For a global installation run gem install prometheus-client
.
If you're using Bundler add gem "prometheus-client"
to your Gemfile
.
Make sure to run bundle install
afterwards.
require 'prometheus/client'
# returns a default registry
prometheus = Prometheus::Client.registry
# create a new counter metric
http_requests = Prometheus::Client::Counter.new(:http_requests, docstring: 'A counter of HTTP requests made')
# register the metric
prometheus.register(http_requests)
# equivalent helper function
http_requests = prometheus.counter(:http_requests, docstring: 'A counter of HTTP requests made')
# start using the counter
http_requests.increment
There are two Rack middlewares available, one to expose a metrics HTTP endpoint to be scraped by a Prometheus server (Exporter) and one to trace all HTTP requests (Collector).
It's highly recommended to enable gzip compression for the metrics endpoint,
for example by including the Rack::Deflater
middleware.
# config.ru
require 'rack'
require 'prometheus/middleware/collector'
require 'prometheus/middleware/exporter'
use Rack::Deflater
use Prometheus::Middleware::Collector
use Prometheus::Middleware::Exporter
run ->(_) { [200, {'Content-Type' => 'text/html'}, ['OK']] }
Start the server and have a look at the metrics endpoint: http://localhost:5000/metrics.
For further instructions and other scripts to get started, have a look at the integrated example application.
The Ruby client can also be used to push its collected metrics to a Pushgateway. This comes in handy with batch jobs or in other scenarios where it's not possible or feasible to let a Prometheus server scrape a Ruby process.

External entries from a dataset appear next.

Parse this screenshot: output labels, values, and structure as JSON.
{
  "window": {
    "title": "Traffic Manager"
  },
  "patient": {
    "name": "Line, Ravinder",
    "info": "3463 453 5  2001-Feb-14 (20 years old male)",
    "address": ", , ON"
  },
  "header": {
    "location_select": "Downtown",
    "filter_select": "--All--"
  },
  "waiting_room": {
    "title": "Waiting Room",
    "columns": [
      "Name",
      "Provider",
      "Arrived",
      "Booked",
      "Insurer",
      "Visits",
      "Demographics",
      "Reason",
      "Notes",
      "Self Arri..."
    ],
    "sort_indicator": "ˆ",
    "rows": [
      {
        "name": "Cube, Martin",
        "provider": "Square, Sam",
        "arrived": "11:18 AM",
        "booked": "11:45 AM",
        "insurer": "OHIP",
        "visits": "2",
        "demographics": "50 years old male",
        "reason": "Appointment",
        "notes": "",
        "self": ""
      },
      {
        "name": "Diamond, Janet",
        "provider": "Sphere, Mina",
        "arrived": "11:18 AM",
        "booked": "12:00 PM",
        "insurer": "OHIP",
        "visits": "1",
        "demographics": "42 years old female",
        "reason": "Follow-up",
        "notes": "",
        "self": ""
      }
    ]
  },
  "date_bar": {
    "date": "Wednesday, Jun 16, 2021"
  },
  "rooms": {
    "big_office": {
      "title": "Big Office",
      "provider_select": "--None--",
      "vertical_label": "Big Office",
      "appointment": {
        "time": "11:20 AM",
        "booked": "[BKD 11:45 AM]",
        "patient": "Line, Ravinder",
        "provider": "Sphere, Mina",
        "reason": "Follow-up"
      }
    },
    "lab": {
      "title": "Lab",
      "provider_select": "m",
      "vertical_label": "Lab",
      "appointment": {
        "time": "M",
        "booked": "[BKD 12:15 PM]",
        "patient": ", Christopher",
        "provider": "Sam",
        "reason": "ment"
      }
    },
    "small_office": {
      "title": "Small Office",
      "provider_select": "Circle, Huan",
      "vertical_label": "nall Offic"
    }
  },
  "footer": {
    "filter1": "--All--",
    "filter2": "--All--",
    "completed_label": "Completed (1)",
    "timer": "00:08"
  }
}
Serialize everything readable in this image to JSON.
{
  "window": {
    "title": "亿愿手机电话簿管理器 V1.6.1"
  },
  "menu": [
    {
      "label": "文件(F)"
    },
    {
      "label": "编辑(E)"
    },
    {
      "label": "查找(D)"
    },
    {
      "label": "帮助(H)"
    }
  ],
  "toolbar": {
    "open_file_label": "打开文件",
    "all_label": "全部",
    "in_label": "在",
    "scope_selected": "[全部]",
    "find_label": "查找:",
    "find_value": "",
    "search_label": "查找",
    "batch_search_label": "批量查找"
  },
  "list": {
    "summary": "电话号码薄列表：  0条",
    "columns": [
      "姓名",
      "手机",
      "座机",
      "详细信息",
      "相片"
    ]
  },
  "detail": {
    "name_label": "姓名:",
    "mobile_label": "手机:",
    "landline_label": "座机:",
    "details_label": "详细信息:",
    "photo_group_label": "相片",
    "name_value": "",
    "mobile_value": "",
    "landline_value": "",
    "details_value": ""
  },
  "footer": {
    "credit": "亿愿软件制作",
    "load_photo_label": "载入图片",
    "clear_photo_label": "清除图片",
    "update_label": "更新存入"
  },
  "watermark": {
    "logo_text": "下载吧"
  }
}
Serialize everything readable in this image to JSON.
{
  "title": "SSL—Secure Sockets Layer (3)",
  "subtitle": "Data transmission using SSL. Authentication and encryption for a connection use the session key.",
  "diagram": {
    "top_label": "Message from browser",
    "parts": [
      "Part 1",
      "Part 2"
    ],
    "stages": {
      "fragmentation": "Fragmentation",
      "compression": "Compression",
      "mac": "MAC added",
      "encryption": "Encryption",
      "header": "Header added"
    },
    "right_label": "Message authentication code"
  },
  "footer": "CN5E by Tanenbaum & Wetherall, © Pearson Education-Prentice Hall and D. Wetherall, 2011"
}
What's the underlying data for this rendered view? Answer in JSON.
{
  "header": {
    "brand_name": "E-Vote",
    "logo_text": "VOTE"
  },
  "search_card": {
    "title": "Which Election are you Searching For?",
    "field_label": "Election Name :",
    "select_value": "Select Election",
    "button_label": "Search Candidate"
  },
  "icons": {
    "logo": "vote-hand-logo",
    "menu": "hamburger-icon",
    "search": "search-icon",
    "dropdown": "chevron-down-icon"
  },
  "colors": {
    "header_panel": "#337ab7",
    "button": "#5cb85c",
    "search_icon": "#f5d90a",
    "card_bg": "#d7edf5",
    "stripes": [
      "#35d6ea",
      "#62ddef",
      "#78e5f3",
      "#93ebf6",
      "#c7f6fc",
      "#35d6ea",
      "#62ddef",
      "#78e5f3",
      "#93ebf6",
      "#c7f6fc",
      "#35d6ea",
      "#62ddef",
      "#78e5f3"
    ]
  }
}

TLS and basic access authentication are supported.
require 'prometheus/client'
require 'prometheus/client/push'
registry = Prometheus::Client.registry
# ... register some metrics, set/increment/observe/etc. their values
# push the registry state to the default gateway
Prometheus::Client::Push.new('my-batch-job').add(registry)
# optional: specify the instance name (instead of IP) and gateway.
Prometheus::Client::Push.new('my-batch-job', 'foobar', 'https://example.domain:1234').add(registry)
# If you want to replace any previously pushed metrics for a given instance,
# use the #replace method.
Prometheus::Client::Push.new('my-batch-job').replace(registry)
# If you want to delete all previously pushed metrics for a given instance,
# use the #delete method.
Prometheus::Client::Push.new('my-batch-job').delete
The following metric types are currently supported.
Counter is a metric that exposes merely a sum or tally of things.
counter = Prometheus::Client::Counter.new(:service_requests_total, docstring: '...', labels: [:service])
# increment the counter for a given label set
counter.increment(labels: { service: 'foo' })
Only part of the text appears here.